Truth and Action

1 John 3:16-24; John 10:11-18


Historical Background

I don’t know how many of you read the bulletin ahead of time, but our scriptures for this morning are from 1 John and the Gospel of John. And I’m sure some of you are wondering: What’s the difference?

Most of the books in the New Testament of the Bible fall into two categories: gospels and letters; in church, we also use the word epistle. The gospels all narrate the events in the life and ministry of Jesus Christ. The other major category of books in the New Testament is epistles, or letters. Think of the letters of the Apostle Paul, such as Romans, 1 Corinthians, 2 Corinthians, Ephesians, Galatians, Colossians, 1 Timothy, 2 Timothy, Titus, Philemon, etc.
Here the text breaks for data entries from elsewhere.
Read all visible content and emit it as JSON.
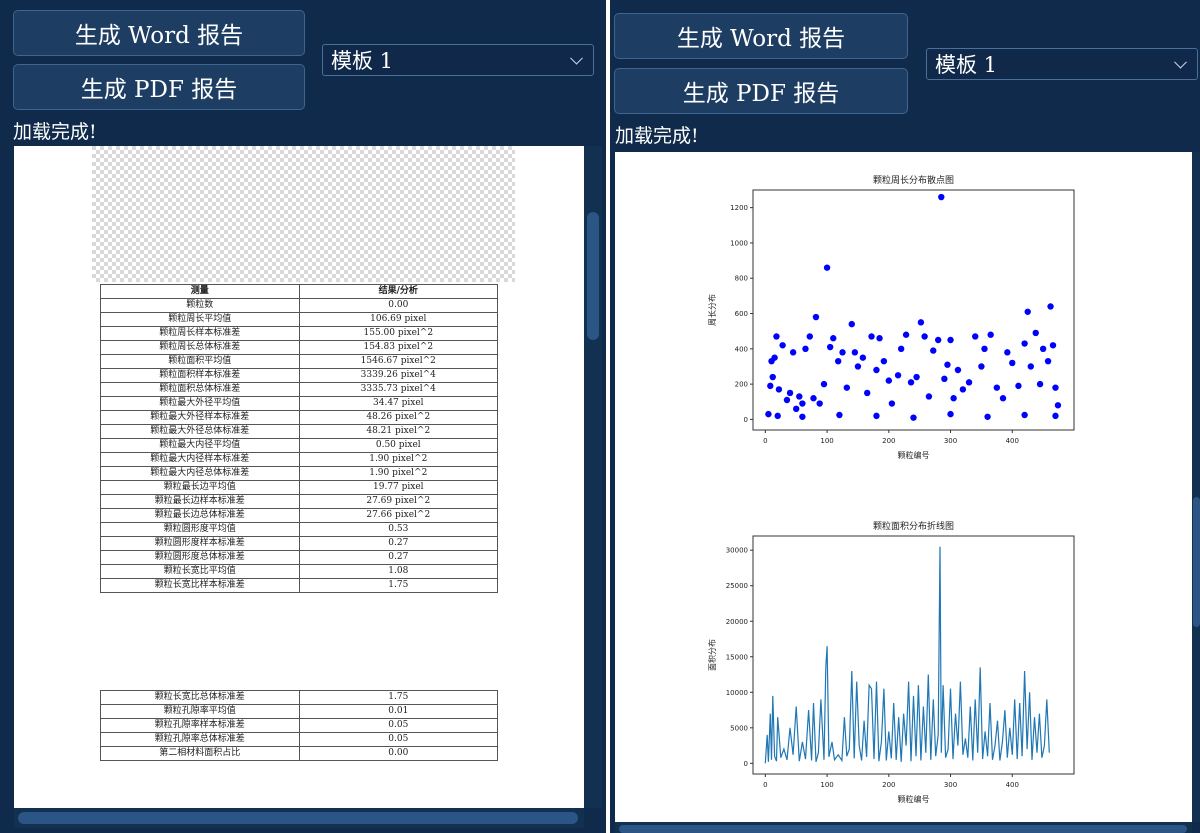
{
  "left": {
    "word_button": "生成 Word 报告",
    "pdf_button": "生成 PDF 报告",
    "template_select": "模板 1",
    "status": "加载完成!",
    "table": {
      "headers": [
        "测量",
        "结果/分析"
      ],
      "rows": [
        [
          "颗粒数",
          "0.00"
        ],
        [
          "颗粒周长平均值",
          "106.69 pixel"
        ],
        [
          "颗粒周长样本标准差",
          "155.00 pixel^2"
        ],
        [
          "颗粒周长总体标准差",
          "154.83 pixel^2"
        ],
        [
          "颗粒面积平均值",
          "1546.67 pixel^2"
        ],
        [
          "颗粒面积样本标准差",
          "3339.26 pixel^4"
        ],
        [
          "颗粒面积总体标准差",
          "3335.73 pixel^4"
        ],
        [
          "颗粒最大外径平均值",
          "34.47 pixel"
        ],
        [
          "颗粒最大外径样本标准差",
          "48.26 pixel^2"
        ],
        [
          "颗粒最大外径总体标准差",
          "48.21 pixel^2"
        ],
        [
          "颗粒最大内径平均值",
          "0.50 pixel"
        ],
        [
          "颗粒最大内径样本标准差",
          "1.90 pixel^2"
        ],
        [
          "颗粒最大内径总体标准差",
          "1.90 pixel^2"
        ],
        [
          "颗粒最长边平均值",
          "19.77 pixel"
        ],
        [
          "颗粒最长边样本标准差",
          "27.69 pixel^2"
        ],
        [
          "颗粒最长边总体标准差",
          "27.66 pixel^2"
        ],
        [
          "颗粒圆形度平均值",
          "0.53"
        ],
        [
          "颗粒圆形度样本标准差",
          "0.27"
        ],
        [
          "颗粒圆形度总体标准差",
          "0.27"
        ],
        [
          "颗粒长宽比平均值",
          "1.08"
        ],
        [
          "颗粒长宽比样本标准差",
          "1.75"
        ]
      ],
      "rows_page2": [
        [
          "颗粒长宽比总体标准差",
          "1.75"
        ],
        [
          "颗粒孔隙率平均值",
          "0.01"
        ],
        [
          "颗粒孔隙率样本标准差",
          "0.05"
        ],
        [
          "颗粒孔隙率总体标准差",
          "0.05"
        ],
        [
          "第二相材料面积占比",
          "0.00"
        ]
      ]
    }
  },
  "right": {
    "word_button": "生成 Word 报告",
    "pdf_button": "生成 PDF 报告",
    "template_select": "模板 1",
    "status": "加载完成!"
  },
  "chart_data": [
    {
      "type": "scatter",
      "title": "颗粒周长分布散点图",
      "xlabel": "颗粒编号",
      "ylabel": "周长分布",
      "xlim": [
        -20,
        500
      ],
      "ylim": [
        -60,
        1300
      ],
      "xticks": [
        "0",
        "100",
        "200",
        "300",
        "400"
      ],
      "yticks": [
        "0",
        "200",
        "400",
        "600",
        "800",
        "1000",
        "1200"
      ],
      "color": "#0000ff",
      "points": [
        [
          5,
          30
        ],
        [
          8,
          190
        ],
        [
          10,
          330
        ],
        [
          12,
          240
        ],
        [
          15,
          350
        ],
        [
          18,
          470
        ],
        [
          22,
          170
        ],
        [
          28,
          420
        ],
        [
          35,
          110
        ],
        [
          40,
          150
        ],
        [
          45,
          380
        ],
        [
          50,
          60
        ],
        [
          55,
          130
        ],
        [
          60,
          90
        ],
        [
          65,
          400
        ],
        [
          72,
          470
        ],
        [
          78,
          120
        ],
        [
          82,
          580
        ],
        [
          88,
          90
        ],
        [
          95,
          200
        ],
        [
          100,
          860
        ],
        [
          105,
          410
        ],
        [
          110,
          460
        ],
        [
          118,
          330
        ],
        [
          125,
          380
        ],
        [
          132,
          180
        ],
        [
          140,
          540
        ],
        [
          145,
          380
        ],
        [
          150,
          300
        ],
        [
          158,
          350
        ],
        [
          165,
          150
        ],
        [
          172,
          470
        ],
        [
          180,
          280
        ],
        [
          185,
          460
        ],
        [
          192,
          330
        ],
        [
          200,
          220
        ],
        [
          205,
          90
        ],
        [
          215,
          250
        ],
        [
          220,
          400
        ],
        [
          228,
          480
        ],
        [
          236,
          210
        ],
        [
          245,
          240
        ],
        [
          252,
          550
        ],
        [
          258,
          470
        ],
        [
          265,
          130
        ],
        [
          272,
          390
        ],
        [
          280,
          450
        ],
        [
          285,
          1260
        ],
        [
          290,
          230
        ],
        [
          295,
          310
        ],
        [
          300,
          450
        ],
        [
          305,
          120
        ],
        [
          312,
          280
        ],
        [
          320,
          170
        ],
        [
          330,
          210
        ],
        [
          340,
          470
        ],
        [
          350,
          300
        ],
        [
          355,
          400
        ],
        [
          365,
          480
        ],
        [
          375,
          180
        ],
        [
          385,
          120
        ],
        [
          392,
          380
        ],
        [
          400,
          320
        ],
        [
          410,
          190
        ],
        [
          420,
          430
        ],
        [
          425,
          610
        ],
        [
          430,
          300
        ],
        [
          438,
          490
        ],
        [
          445,
          200
        ],
        [
          450,
          400
        ],
        [
          458,
          330
        ],
        [
          462,
          640
        ],
        [
          466,
          420
        ],
        [
          470,
          180
        ],
        [
          474,
          80
        ],
        [
          20,
          20
        ],
        [
          60,
          15
        ],
        [
          120,
          25
        ],
        [
          180,
          20
        ],
        [
          240,
          10
        ],
        [
          300,
          30
        ],
        [
          360,
          15
        ],
        [
          420,
          25
        ],
        [
          470,
          20
        ]
      ]
    },
    {
      "type": "line",
      "title": "颗粒面积分布折线图",
      "xlabel": "颗粒编号",
      "ylabel": "面积分布",
      "xlim": [
        -20,
        500
      ],
      "ylim": [
        -1500,
        32000
      ],
      "xticks": [
        "0",
        "100",
        "200",
        "300",
        "400"
      ],
      "yticks": [
        "0",
        "5000",
        "10000",
        "15000",
        "20000",
        "25000",
        "30000"
      ],
      "color": "#1f77b4",
      "x": [
        0,
        3,
        5,
        8,
        10,
        12,
        15,
        18,
        20,
        25,
        30,
        35,
        40,
        45,
        50,
        55,
        60,
        65,
        70,
        75,
        78,
        82,
        86,
        90,
        95,
        98,
        100,
        103,
        108,
        112,
        118,
        124,
        128,
        132,
        136,
        140,
        144,
        148,
        152,
        156,
        160,
        164,
        168,
        172,
        176,
        180,
        184,
        188,
        192,
        196,
        200,
        204,
        208,
        212,
        216,
        220,
        224,
        228,
        232,
        236,
        240,
        244,
        248,
        252,
        256,
        260,
        264,
        268,
        272,
        276,
        280,
        283,
        285,
        288,
        292,
        296,
        300,
        304,
        308,
        312,
        316,
        320,
        324,
        328,
        332,
        336,
        340,
        344,
        348,
        352,
        356,
        360,
        364,
        368,
        372,
        376,
        380,
        384,
        388,
        392,
        396,
        400,
        404,
        408,
        412,
        416,
        420,
        424,
        428,
        432,
        436,
        440,
        444,
        448,
        452,
        456,
        460,
        464,
        468,
        472,
        476
      ],
      "y": [
        0,
        4000,
        200,
        7000,
        500,
        9500,
        1000,
        300,
        6500,
        800,
        2000,
        500,
        5000,
        1200,
        8000,
        300,
        3000,
        600,
        7500,
        400,
        8500,
        200,
        1500,
        9000,
        500,
        13500,
        16500,
        900,
        3000,
        500,
        1200,
        400,
        6500,
        1000,
        2000,
        13000,
        700,
        11500,
        2500,
        400,
        6000,
        900,
        11000,
        10500,
        600,
        11500,
        300,
        3000,
        10500,
        400,
        4500,
        700,
        8500,
        500,
        6500,
        200,
        7000,
        2500,
        11500,
        300,
        9500,
        1000,
        11000,
        400,
        8000,
        1500,
        12500,
        500,
        9000,
        1000,
        4000,
        30500,
        1500,
        11000,
        800,
        2000,
        10500,
        600,
        7000,
        2500,
        11500,
        1200,
        3500,
        800,
        8000,
        400,
        9000,
        1500,
        13500,
        600,
        4500,
        1000,
        8500,
        500,
        2500,
        6000,
        400,
        3000,
        7500,
        800,
        5000,
        1200,
        9000,
        600,
        8500,
        1000,
        13000,
        2000,
        10000,
        500,
        6500,
        1500,
        7000,
        800,
        2500,
        9000,
        1500
      ]
    }
  ]
}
Some epistles were written to congregations, while others were addressed to individuals.

So, the difference is that John, the Gospel of John, is an account of Jesus’ life and ministry, while the epistles of John—1 John, 2 John, and 3 John—are letters attributed to someone named John. In fact, at no point in the letters does the author identify himself. That’s also true for the Gospel of John.

Many scholars believe that the letters and the Gospel were written by two different people, though it is very likely that both were part of the same Christian community, possibly in the city of Ephesus. I accept this assertion, and if you’d like more information on this, I’d be happy to sit down and discuss it.


Why is this relevant? The Gospel of John and the First Epistle of John were written in a community in crisis. They were probably written in the last decade of the first century, or so—let’s say between the years 90 and 100. This is about the time that the name Christian is first applied to these early congregations.